RALF Speth, chief executive of Jaguar Land Rover, has said that despite a ‘chronic shortage’ of people going into science and engineering in the UK, advanced manufacturing should be at the heart of British industry and could help to cure its ‘economic ills’.
He was speaking at a dinner at Birmingham City Council House during a three-day conference organised by the British American Business Council, part of Birmingham Chamber of Commerce Group.
He added that design, innovation and research and development would be critical for the success of the UK and the US.
“These value-creating advanced processes enable the company to adapt and to change as customer needs adapt and change,” said Dr Speth.
“The integration of technology, business, environmental and social best practice is vital for manufacturing companies to deliver to the customer today and deliver to the customer tomorrow.

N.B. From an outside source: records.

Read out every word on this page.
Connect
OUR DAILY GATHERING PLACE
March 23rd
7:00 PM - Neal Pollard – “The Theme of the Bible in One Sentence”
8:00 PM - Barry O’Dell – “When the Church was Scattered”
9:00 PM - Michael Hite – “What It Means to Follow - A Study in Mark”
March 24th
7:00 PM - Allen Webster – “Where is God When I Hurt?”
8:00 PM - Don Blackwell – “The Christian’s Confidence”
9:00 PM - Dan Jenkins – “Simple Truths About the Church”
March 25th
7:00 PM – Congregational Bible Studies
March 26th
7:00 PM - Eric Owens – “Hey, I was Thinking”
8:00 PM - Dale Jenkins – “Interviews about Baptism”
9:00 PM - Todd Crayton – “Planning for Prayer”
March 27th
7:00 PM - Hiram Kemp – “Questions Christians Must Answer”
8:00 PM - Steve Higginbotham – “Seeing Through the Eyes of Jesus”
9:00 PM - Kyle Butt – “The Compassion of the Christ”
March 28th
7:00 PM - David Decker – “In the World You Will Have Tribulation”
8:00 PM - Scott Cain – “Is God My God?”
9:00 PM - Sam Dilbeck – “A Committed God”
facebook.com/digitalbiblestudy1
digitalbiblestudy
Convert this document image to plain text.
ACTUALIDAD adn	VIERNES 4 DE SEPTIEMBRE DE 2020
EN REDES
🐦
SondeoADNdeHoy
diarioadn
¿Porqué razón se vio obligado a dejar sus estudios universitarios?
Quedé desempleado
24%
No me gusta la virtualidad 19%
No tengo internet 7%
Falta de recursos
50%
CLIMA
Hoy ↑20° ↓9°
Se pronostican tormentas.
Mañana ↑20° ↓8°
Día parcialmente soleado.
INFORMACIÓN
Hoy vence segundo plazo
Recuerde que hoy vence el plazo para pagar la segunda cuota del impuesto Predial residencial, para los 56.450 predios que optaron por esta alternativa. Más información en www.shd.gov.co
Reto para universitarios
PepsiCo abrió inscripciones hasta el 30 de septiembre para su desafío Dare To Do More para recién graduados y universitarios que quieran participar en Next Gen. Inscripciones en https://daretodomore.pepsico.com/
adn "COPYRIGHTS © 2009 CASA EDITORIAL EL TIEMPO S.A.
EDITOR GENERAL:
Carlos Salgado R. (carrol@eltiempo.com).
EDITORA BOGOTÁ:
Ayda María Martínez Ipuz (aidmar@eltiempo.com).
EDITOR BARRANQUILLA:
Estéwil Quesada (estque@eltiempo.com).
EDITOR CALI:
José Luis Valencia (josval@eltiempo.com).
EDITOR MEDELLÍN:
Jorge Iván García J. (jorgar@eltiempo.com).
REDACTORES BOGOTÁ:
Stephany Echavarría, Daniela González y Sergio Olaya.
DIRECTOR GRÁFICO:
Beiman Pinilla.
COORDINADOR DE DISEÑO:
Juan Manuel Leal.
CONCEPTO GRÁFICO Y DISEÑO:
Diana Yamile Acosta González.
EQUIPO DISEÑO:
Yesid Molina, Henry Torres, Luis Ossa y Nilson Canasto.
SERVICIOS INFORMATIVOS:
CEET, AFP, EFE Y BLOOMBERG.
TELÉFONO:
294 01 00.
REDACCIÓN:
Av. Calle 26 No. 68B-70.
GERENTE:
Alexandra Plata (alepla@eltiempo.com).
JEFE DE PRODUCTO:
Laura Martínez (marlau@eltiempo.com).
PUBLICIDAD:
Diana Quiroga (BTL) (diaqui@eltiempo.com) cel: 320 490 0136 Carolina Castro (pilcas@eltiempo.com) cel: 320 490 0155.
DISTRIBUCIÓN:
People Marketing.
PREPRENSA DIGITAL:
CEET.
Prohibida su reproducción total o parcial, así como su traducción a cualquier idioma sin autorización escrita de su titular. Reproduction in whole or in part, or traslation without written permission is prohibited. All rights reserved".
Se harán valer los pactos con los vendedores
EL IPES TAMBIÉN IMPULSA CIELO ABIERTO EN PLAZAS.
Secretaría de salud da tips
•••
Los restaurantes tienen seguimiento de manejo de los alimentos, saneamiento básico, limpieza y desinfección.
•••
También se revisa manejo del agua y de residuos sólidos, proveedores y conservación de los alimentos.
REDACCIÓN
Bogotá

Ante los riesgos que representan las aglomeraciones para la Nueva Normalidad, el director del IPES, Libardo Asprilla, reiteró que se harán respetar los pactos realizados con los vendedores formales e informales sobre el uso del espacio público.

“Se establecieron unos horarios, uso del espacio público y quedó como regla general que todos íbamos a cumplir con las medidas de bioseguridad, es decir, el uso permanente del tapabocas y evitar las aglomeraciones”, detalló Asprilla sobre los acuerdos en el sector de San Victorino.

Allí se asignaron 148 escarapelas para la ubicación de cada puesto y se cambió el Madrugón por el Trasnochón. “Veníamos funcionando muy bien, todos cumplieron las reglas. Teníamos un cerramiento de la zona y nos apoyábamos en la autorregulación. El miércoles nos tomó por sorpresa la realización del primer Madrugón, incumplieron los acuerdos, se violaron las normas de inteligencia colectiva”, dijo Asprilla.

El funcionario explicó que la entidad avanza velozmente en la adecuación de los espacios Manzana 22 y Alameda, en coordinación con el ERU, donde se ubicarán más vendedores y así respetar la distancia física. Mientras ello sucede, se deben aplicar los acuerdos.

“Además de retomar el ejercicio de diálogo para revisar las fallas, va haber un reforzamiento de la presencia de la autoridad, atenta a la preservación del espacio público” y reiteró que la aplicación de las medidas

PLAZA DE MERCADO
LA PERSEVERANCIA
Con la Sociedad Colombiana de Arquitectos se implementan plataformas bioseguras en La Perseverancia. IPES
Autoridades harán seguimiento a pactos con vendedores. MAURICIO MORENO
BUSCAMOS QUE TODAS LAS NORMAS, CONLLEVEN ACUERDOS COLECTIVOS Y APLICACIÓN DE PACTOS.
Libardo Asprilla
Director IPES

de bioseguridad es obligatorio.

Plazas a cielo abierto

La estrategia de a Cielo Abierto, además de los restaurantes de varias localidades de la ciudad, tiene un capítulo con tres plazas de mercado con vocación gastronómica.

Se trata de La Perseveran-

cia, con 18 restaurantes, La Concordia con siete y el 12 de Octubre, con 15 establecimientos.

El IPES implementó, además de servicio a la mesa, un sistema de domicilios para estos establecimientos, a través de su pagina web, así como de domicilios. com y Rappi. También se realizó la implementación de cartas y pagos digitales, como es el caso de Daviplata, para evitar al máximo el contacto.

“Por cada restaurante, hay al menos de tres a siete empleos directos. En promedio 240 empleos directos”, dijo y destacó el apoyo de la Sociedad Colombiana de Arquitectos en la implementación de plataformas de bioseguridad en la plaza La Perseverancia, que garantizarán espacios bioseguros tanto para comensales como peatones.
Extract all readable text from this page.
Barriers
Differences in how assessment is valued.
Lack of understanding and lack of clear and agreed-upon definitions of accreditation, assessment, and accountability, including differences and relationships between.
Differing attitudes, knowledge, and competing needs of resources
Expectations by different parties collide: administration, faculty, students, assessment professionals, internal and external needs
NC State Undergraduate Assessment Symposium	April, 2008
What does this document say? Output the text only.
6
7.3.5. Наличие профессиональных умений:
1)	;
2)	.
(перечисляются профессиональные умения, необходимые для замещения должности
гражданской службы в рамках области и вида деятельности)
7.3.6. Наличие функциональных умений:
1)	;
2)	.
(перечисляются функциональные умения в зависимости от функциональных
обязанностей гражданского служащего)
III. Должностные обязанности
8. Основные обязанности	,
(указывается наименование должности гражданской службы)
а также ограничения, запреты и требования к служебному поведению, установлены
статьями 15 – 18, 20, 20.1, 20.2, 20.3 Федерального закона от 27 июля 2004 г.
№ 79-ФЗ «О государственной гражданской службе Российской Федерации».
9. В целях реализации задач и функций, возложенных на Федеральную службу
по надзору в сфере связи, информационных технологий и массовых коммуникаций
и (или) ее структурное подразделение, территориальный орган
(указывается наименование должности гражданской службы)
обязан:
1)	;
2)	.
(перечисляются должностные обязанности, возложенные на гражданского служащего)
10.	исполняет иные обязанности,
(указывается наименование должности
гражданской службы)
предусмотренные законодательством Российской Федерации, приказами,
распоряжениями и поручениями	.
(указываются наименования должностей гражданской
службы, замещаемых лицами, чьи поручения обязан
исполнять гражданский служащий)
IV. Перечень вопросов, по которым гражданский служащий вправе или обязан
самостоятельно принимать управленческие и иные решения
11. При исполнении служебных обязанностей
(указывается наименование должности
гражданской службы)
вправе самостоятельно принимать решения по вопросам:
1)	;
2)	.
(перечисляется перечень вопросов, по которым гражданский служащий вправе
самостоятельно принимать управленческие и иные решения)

“In certain sectors Britain is very good at this - defence, pharmaceutical and automotive – but it’s an area where it can learn lessons from abroad and in particular from the US,” he said.
“At JLR we have a very ambitious programme to develop about 40 new products over the next five years.
“This year alone we will invest around £3bn in the product creation process, making JLR the UK’s largest automotive research and development investor.”
He added that Jaguar Land Rover’s recovery was “proof that Britain still has the advanced manufacturing base that can compete on the world stage. We are a global success story driven from the heart of the country and our new plant being developed at Wolverhampton is proof of our commitment to the region.”
The other keynote speaker, business secretary Vince Cable, presented a robust defence against euro sceptics at the dinner, attended by 300 delegates from the US and UK.
He said one of the compelling reasons to stay in the EU was that the UK hosts more foreign companies than France, Germany, Switzerland and the Netherlands combined.
He added that the EU should not be blamed for creating the red tape that inflicts British business today. “Much regulation has not been created by Brussels – it’s largely what we have done ourselves,” he said.
“We have made the system complicated ourselves - not because of pressure from the Europeans.
Some of the regulation is over complicated but it’s not because of the EU.”